The findings confirm claims made more than a decade ago about the site, some 30 miles southeast of Tallahassee. At that time, researchers reported evidence that humans were there some 14,400 years ago. But in an era when such an old date was widely considered impossible, other experts disputed the evidence, said Mike Waters of Texas A&M University in College Station.
Waters was among a new team of scientists who excavated there from 2012 to 2014. They report finding the knife and stone flakes in a paper released Friday by the journal Science Advances. The new work offers "far better" evidence for early humans than the earlier research did, he said.
Today, the sinkhole is filled with about 30 feet of water, and it took divers equipped with head-mounted lights to look for artifacts. It was "as dark as the inside of a cow, literally no light at all," said Jessi Halligan, the lead diving scientist and an assistant professor of anthropology at Florida State University in Tallahassee.

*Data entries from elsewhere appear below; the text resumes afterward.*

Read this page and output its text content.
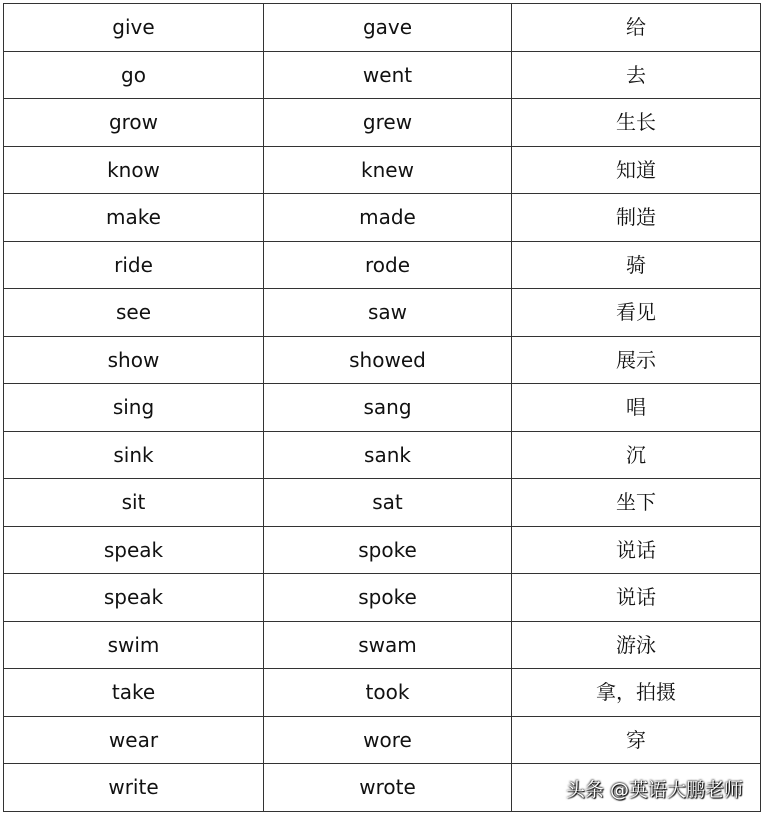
give	gave	给
go	went	去
grow	grew	生长
know	knew	知道
make	made	制造
ride	rode	骑
see	saw	看见
show	showed	展示
sing	sang	唱
sink	sank	沉
sit	sat	坐下
speak	spoke	说话
speak	spoke	说话
swim	swam	游泳
take	took	拿，拍摄
wear	wore	穿
write	wrote		头条 @英语大鹏老师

Halligan said the ancient visitors to the sinkhole could have been the Southeast's first snowbirds, moving south for the winter and north for the summer. They could have followed mastodons, whose remains have been found as far north as Kentucky, she said.
Dennis Stanford of the Smithsonian Institution's National Museum of Natural History said that he ranked the sinkhole with two locations in Pennsylvania and Virginia as "the best-dated and oldest pre-Clovis sites yet found in North America." While the other two sites are older, "the Florida site has a major role to play in learning the story of the peopling of the Americas," said Stanford, who didn't participate in the research.
originally posted by: Meldionne1
WOW! Very cool ! ....I live in Florida ....now....and this is really interesting . Thanks for the info !
WOW! Very cool ! ....I live in Florida ....now....and this is really interesting . Thanks for the info !
None of the, "we found some bones" malarkey. Now I'm wondering about the sinkhole, it must predate all the rest.
originally posted by: Pluginn
I wonder when you look at Peru, Bolivia, Egypt and many other places, when you see those ancient all weathered ancient looking metallics walls/structures, most of them (where) covered by big layers of many meters of sand/dirt under the ground which looked very much destroyed by some kind of great destruction
originally posted by: Alphaz
originally posted by: Meldionne1
WOW! Very cool ! ....I live in Florida ....now....and this is really interesting . Thanks for the info !
You live in FL?!?!
Will go investigate this sinkhole for the ATS community?
It would be nice to have someone on the ground, giving us the unfiltered truth.